Heh, if that's not the title of some book/song/movie...it should be! ;) thanks for passing it on to Mr. Wallace.

 

 

 

well, perhaps Ted Simmons and the Cardinals would have been a better team if...perhaps...they didn't trade Jerry Reuss away after the 1971 season, when he was 22. (220 wins, almost 3700 innings, but hey, they got back Lance Clemons and Scipio Spinks. !)

someone else that brilliant GM traded away(don't even know his name, probably shouldn't look it up as I would want to put a curse on him EDIT: Looked him up, Bing Devine, who have certainly heard of, and had a hand in the Cards winning 3 W.S. in the 60's, how did he turn into a terrible GM the 2nd time around?

who am I forgetting? another pitchers the Cards traded away, that very same offseason. Oh yeah, STEVE CARLTON!!!!! I wonder if those 2 young, left handed starters would have helped Ted be better? :P

I'm glad Mr Wallace did some more checking on Simmons...I do recall reading that  Bill James had praise for Simba. I have also heard everyone from Keith Obermann, to Tim Kurkjian  write that Simmons should be in the hall...I also read somewheres the horrible (in my book) Whitey Herzog has had a hand in keeping Simmons from getting voted in by the veterans committee .

Simmons, may, may have been doing drugs, that was one excuse given in trading away another favorite of mine, Keith Hernandez (and Gary Templeton as well) Darrell Porter had quit by the time the Cards traded for him (he sadly died of a drug overdose years later)

so hard to judge anyone , least of all catchers, towards the end of their careers.
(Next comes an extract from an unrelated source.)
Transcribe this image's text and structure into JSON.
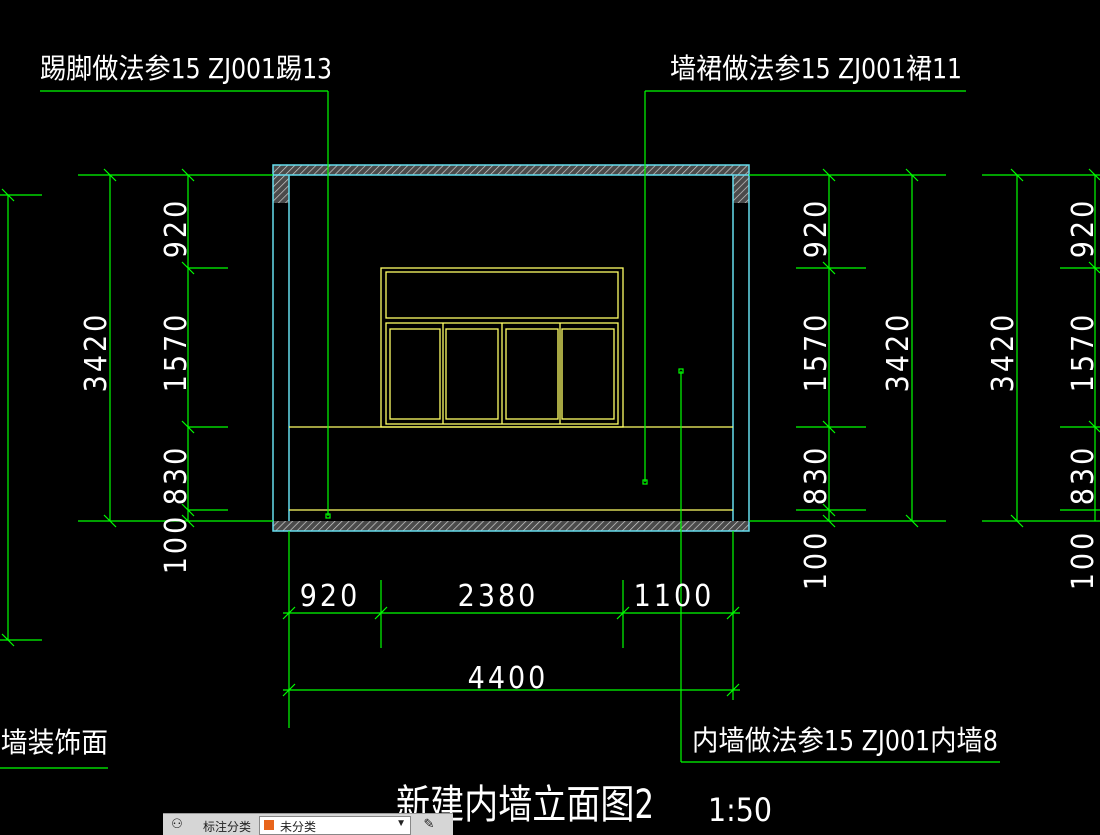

Gary Carter was a great defensive catcher, but really didn't seem all that good by the time his career was ending...

 

hey, who could ever get enough Ted Simmons talk  eh?

found this link while trying to see If I could find where I read ol' Whitey was keeping Simmons from the Hall... very interesting read....still feel he underrates Simmons defense....sad there isn't a way to watch full games from the 70's and 80s (sure, earlier too) to see if folks like me are looking thru rose colored glasses a bit...I just don't recall him not being excellent at blocking balls in the dirt, later on in his career.

https://www.cooperstowncred.com/will-ted-simmons-ever-make-hall-fame/

On behalf of Steve Wallace, Berigan

"... interesting comments and thanks. Whether Herzog interfered or not, I don’t really see ted Simmons as a Hall-of-Famer. It wouldn’t be a total injustice if he was in there, but there are a lot of really good players from that time who didn’t make it either. Al Oliver, Keith Hernandez, Amos Otis, Ron Cey, Kent Hrbek, Ken Singleton, Jack Clark, and on and on."

And I (O'Reilly) will add that Curt Flood might qualify in his own way, too...  If Marvin Miller, why not Flood?